On March 18, a bloody but unidentified 14-year-old girl ran down the streets of Juarez, Mexico. She was sexually assaulted and nearly strangled to death by a maquiladora (sweat shop factory) bus driver named Jesus Guardado Marquez. While this girl escaped death, many other women in the city are not so fortunate.
Beginning in 1993, over 400 women between the ages of six to 6 either disappeared or were discovered raped and murdered in Ciudad Juarez. Though more female corpses are uncovered every day, poor police documentation of the crimes cripple efforts to stop the violence and factories cannot afford security for their female workers.
Seeking to expose the injustice of Juarez women, a Mills club called the Femicides Delegation to Ciudad Juarez will fly to Ciudad Juarez during Spring Break.
The Femicides Delegation began when Jessica Marquez, a contact from the non-profit organization called Mexico Solidarity Network (MSN), met juniors Jessica Mosqueda and Daisy Gonzales, two members of a Mills activist club called Mujeres Unidas. After hearing about the situation the two volunteered to work with MSN.
"We feel this: MSN best represents our mission and helps spread our knowledge of the impunity that is inflicted on these young Maquila workers… as the sayings goes, 'an injustice to one women is an injustice to all women,'" said Gonzales.

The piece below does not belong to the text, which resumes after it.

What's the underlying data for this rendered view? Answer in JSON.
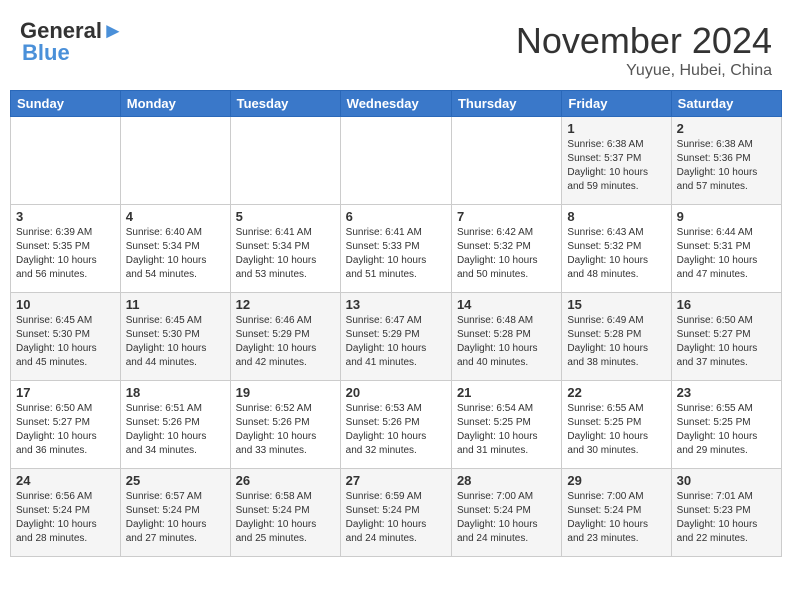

Eight other members joined after they filled out an application based on questions from MSN. One member, senior Megan Wheelehan, said that she first became interested in Juarez's situation while talking to a factory worker in Tijuana. She said, "My reaction was mostly concerned with the actual living conditions caused by the maquiladoras … I felt linked to the system, because they were from the U.S. After thinking and reflecting about the situation, I felt that I had the responsibility as an activist and as a human to educate myself."
The 10 women will arrive in Mexico on March 18 where they will stay with family hosts provided by the MSN organization. After that, MSN provides an itinerary and will assign a licensed guide to accompany them throughout the trip, especially when the women will be "exposed to the risk and disparity of the Maquila worker."
"Our goal is to return to Mills and provide a firsthand account and presentation of the femicides in Juarez and the negligence of the United States and the state of Chijuajua. More importantly, we hope to create networks of awareness within the Mills community and the greater outside community," Gonzales said.
Another member, freshwoman Ixquel Sarin, also wants to spread the word on the Juarez murders. "I have been studying the femicides for the past two years, and it is very important for me … to spread awareness of the impunity that is implemented among these young women who come from indigenous areas simply … to gain a livable wage in the maquiladoras," she said.
The girls have no illusion about the potential danger they are in. "We understand that the trip will be risky in its own right, but we are confident that we will be safe. Furthermore, the Mexico Solidarity Network ensures our safety and well-being while on the trip," Gonzales said.
The Femicides Delegation strives for Mills sponsorship, however, they are organizing fundraisers and donation boxes in case sponsorship does not occur. The club has already raised money for the Femicides fund by selling pizza at the Mills Explosion, and other events will include a Valentine's Day gram, a silent auction, a dating game and film documentaries that discuss the femicides through the viewpoint of female factory workers.
The Femicides Delegation aims to raise at least $10,000 to cover all expenses. They are trying to raise additional funds to donate to the families of the victims in Juarez.